All services of DEE (e.g. suggestions, ideas, sketches, preliminary designs, scribbles, final artwork, concepts), including individual parts thereof, shall remain the property of DEE, as well as the individual work pieces and design originals. Copying – even just of parts – is prohibited.
All data and information, especially pictures, illustrations and descriptions, are protected by copyright, and other applicable intellectual property rights. The data and information may not be copied, reproduced, republished, uploaded, posted, transmitted or distributed in any other way, including by e-mail and other electronic media. Without the prior written consent of DEE, no modification of the data and information or its use on other websites or computing environment connected by networks, or its use for other than personal, non-commercial purposes shall be permitted. DEE reserves the right to prosecution in the event of a breach of copyright.
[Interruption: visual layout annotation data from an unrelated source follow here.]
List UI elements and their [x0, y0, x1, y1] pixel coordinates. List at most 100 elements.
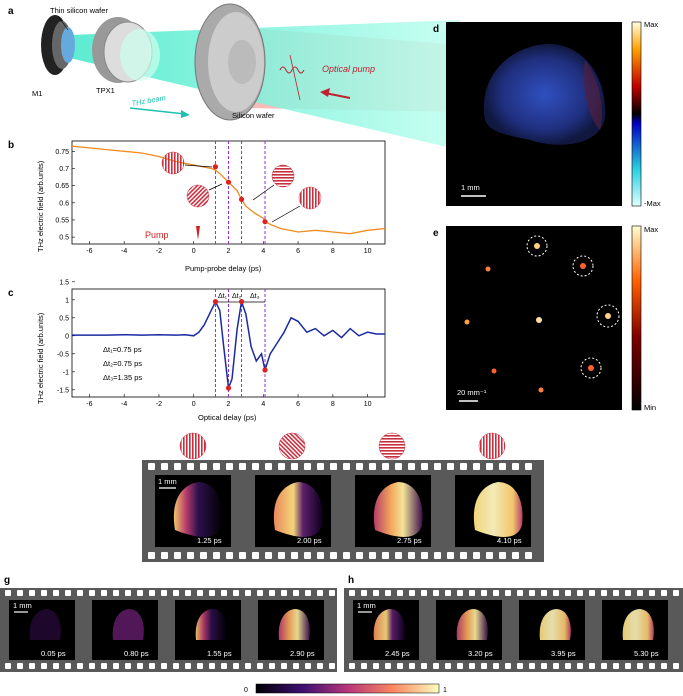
spot — [605, 313, 611, 319]
sprocket-hole — [601, 590, 607, 596]
sprocket-hole — [304, 552, 311, 559]
panel-a-schematic: a Thin silicon wafer M1 TPX1 THz beam Si… — [8, 4, 460, 150]
y-tick-label: 0.55 — [55, 217, 69, 224]
sprocket-hole — [17, 663, 23, 669]
sprocket-hole — [577, 590, 583, 596]
sprocket-hole — [137, 590, 143, 596]
sprocket-hole — [137, 663, 143, 669]
panel-h-filmstrip: h 1 mm 2.45 ps 3.20 ps 3.95 ps 5.30 ps — [344, 575, 683, 672]
spot — [486, 267, 491, 272]
sprocket-hole — [174, 463, 181, 470]
frame-time: 0.80 ps — [124, 649, 149, 658]
sprocket-hole — [613, 663, 619, 669]
sprocket-hole — [469, 590, 475, 596]
sprocket-hole — [486, 463, 493, 470]
x-tick-label: 8 — [331, 401, 335, 408]
sprocket-hole — [361, 663, 367, 669]
sprocket-hole — [293, 663, 299, 669]
dt3-label: Δt₃ — [250, 293, 260, 300]
y-tick-label: 1.5 — [59, 279, 69, 286]
sprocket-hole — [187, 552, 194, 559]
sprocket-hole — [433, 663, 439, 669]
sprocket-hole — [77, 590, 83, 596]
optical-pump-label: Optical pump — [322, 64, 375, 74]
panel-e-image: e Max Min 20 mm⁻¹ — [433, 225, 658, 412]
y-tick-label: -1 — [63, 369, 69, 376]
sprocket-hole — [149, 663, 155, 669]
sprocket-hole — [317, 663, 323, 669]
sprocket-hole — [317, 552, 324, 559]
spot — [588, 365, 594, 371]
pattern-vertical-icon — [162, 152, 184, 174]
spot — [492, 369, 497, 374]
panel-d-image: d Max -Max 1 mm — [433, 20, 661, 208]
sprocket-hole — [185, 663, 191, 669]
frame-time: 1.25 ps — [197, 536, 222, 545]
sprocket-hole — [291, 463, 298, 470]
sprocket-hole — [529, 663, 535, 669]
sprocket-hole — [356, 463, 363, 470]
plot-c-xlabel: Optical delay (ps) — [198, 413, 257, 422]
sprocket-hole — [613, 590, 619, 596]
sprocket-hole — [382, 552, 389, 559]
sprocket-hole — [395, 463, 402, 470]
panel-g-label: g — [4, 575, 10, 586]
sprocket-hole — [53, 663, 59, 669]
x-tick-label: 10 — [364, 401, 372, 408]
x-tick-label: -2 — [156, 401, 162, 408]
sprocket-hole — [373, 590, 379, 596]
sprocket-hole — [361, 590, 367, 596]
plot-b-series-line — [72, 146, 385, 234]
sprocket-hole — [89, 663, 95, 669]
sprocket-hole — [317, 590, 323, 596]
sprocket-hole — [525, 463, 532, 470]
sprocket-hole — [265, 552, 272, 559]
panel-d-cb-max: Max — [644, 20, 658, 29]
y-tick-label: 0.65 — [55, 183, 69, 190]
panel-f-scale-label: 1 mm — [158, 477, 177, 486]
sprocket-hole — [541, 663, 547, 669]
sprocket-hole — [200, 552, 207, 559]
dt2-value: Δt₂=0.75 ps — [103, 359, 142, 368]
sprocket-hole — [161, 552, 168, 559]
sprocket-hole — [447, 552, 454, 559]
data-point-marker — [226, 180, 231, 185]
pump-marker-icon — [196, 226, 200, 240]
plot-b-ylabel: THz electric field (arb.units) — [36, 160, 45, 252]
sprocket-hole — [382, 463, 389, 470]
sprocket-hole — [493, 590, 499, 596]
y-tick-label: -1.5 — [57, 387, 69, 394]
dt1-value: Δt₁=0.75 ps — [103, 345, 142, 354]
sprocket-hole — [5, 590, 11, 596]
sprocket-hole — [589, 663, 595, 669]
sprocket-hole — [541, 590, 547, 596]
sprocket-hole — [369, 463, 376, 470]
data-point-marker — [213, 164, 218, 169]
sprocket-hole — [305, 590, 311, 596]
panel-g-scale-label: 1 mm — [13, 601, 32, 610]
y-tick-label: 0 — [65, 333, 69, 340]
x-tick-label: -4 — [121, 248, 127, 255]
sprocket-hole — [649, 663, 655, 669]
panel-d-scale-label: 1 mm — [461, 183, 480, 192]
sprocket-hole — [473, 552, 480, 559]
sprocket-hole — [197, 590, 203, 596]
sprocket-hole — [149, 590, 155, 596]
sprocket-hole — [565, 590, 571, 596]
dt3-value: Δt₃=1.35 ps — [103, 373, 142, 382]
sprocket-hole — [113, 590, 119, 596]
sprocket-hole — [625, 590, 631, 596]
sprocket-hole — [252, 463, 259, 470]
sprocket-hole — [41, 590, 47, 596]
frame-time: 0.05 ps — [41, 649, 66, 658]
pump-label: Pump — [145, 230, 169, 240]
sprocket-hole — [445, 663, 451, 669]
sprocket-hole — [148, 463, 155, 470]
y-tick-label: 0.75 — [55, 149, 69, 156]
x-tick-label: 2 — [227, 248, 231, 255]
sprocket-hole — [269, 663, 275, 669]
data-point-marker — [262, 367, 267, 372]
sprocket-hole — [200, 463, 207, 470]
sprocket-hole — [649, 590, 655, 596]
sprocket-hole — [517, 663, 523, 669]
11. COPYRIGHTS OF THIRD PARTIES
Where printed matter and electronic publications are created on the basis of a customer’s specifications, the customer shall be liable for ensuring that he/she possesses all rights to use, pass on and publish all transferred data (including text and image material). In addition, the customer shall be liable for ensuring that the production of the printed matter or electronic publications commissioned by said customer does not infringe any third-party property rights or copyrights, that his/her content does not violate applicable law and that the printed matter does not contain any anti-trust content. Should DEE be sued by a third party on the grounds that its rights have been infringed by use of templates or data provided by the customer, the customer shall release DEE from any and all related liabilities and expenses.
12. ARCHIVING and OWNERSHIP
Templates, raw materials, data carriers and other items for reuse, as well as semi-finished and finished products will only then be retained by DEE beyond the delivery date by prior agreement and against compensation.
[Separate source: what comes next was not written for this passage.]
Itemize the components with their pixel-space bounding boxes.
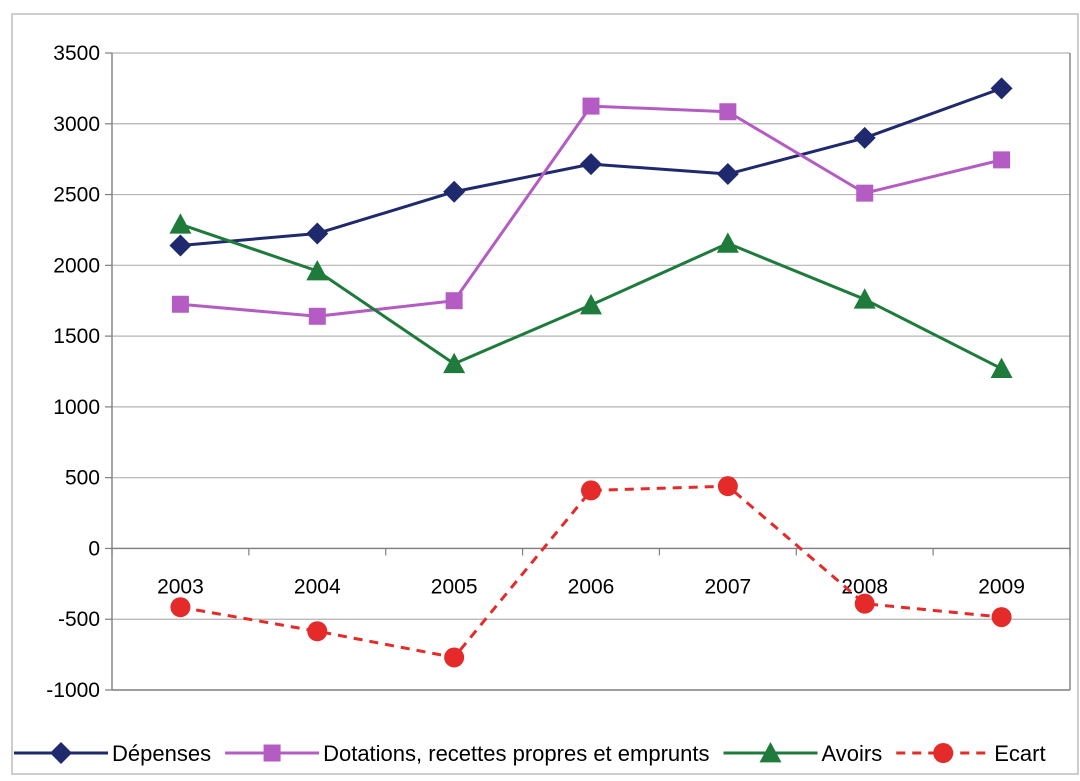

Unless otherwise agreed, the intermediate products used by DEE to produce the contract product, such as film, lithographs and printing plates remain the property of DEE, even if such are charged separately. There shall be no obligation to surrender these and they will accordingly not be delivered.
DEE shall be entitled to have, at its own expense, more prints produced than the quantity ordered and to file these extras as supporting documentation or to release these marked as samples.
13. DATA PROTECTION
DEE guarantees the protection of the data provided by the customer. The personal data that the customer is asked for at a certain point is essential for correct addressing or correct processing of payment transactions. In accordance with legal requirements, the customer has the right to access, correct or delete his stored data at any time. See the attached document “Data Protection-DSVGO”.
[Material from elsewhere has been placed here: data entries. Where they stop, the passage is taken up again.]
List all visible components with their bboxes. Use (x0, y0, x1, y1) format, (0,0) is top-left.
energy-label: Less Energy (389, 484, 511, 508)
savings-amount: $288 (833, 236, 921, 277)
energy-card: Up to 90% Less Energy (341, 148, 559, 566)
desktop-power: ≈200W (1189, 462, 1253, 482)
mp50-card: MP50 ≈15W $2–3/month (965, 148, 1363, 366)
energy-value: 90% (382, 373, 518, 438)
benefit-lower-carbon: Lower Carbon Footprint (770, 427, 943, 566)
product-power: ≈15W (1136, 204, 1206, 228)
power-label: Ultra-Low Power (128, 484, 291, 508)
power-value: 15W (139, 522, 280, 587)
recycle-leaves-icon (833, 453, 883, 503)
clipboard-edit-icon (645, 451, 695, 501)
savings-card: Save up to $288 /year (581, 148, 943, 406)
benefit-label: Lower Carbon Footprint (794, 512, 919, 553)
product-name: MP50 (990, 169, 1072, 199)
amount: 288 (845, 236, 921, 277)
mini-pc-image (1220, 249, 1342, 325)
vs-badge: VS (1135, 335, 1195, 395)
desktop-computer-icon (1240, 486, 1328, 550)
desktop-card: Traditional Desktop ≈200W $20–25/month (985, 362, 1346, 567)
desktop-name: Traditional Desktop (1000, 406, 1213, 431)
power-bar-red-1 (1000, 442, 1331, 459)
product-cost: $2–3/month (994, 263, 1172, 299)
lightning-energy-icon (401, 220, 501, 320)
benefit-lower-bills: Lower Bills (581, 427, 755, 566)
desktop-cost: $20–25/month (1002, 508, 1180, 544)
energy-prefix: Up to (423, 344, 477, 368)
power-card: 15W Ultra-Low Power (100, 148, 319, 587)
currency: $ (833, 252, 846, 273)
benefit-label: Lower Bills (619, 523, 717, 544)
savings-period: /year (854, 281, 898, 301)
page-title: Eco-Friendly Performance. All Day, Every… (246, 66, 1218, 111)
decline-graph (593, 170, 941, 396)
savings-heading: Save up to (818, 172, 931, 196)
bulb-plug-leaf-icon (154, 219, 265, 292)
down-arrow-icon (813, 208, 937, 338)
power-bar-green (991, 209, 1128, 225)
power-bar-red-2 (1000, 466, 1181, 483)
14. SEVERABILITY CLAUSE AND FINAL PROVISIONS
Should one or more provisions of these GTCs be invalid in whole or in part, this shall not affect the validity of the remaining provisions.
Only the German version of the GTCs shall be valid.
German law applies exclusively, excluding the provisions of the UN Convention on Contracts for the International Sale of Goods.
The parties agree the City of Munich as the place of performance of the contractual services to be rendered. The parties agree that Munich shall be the place of jurisdiction for all disputes in connection with the contractual relationship.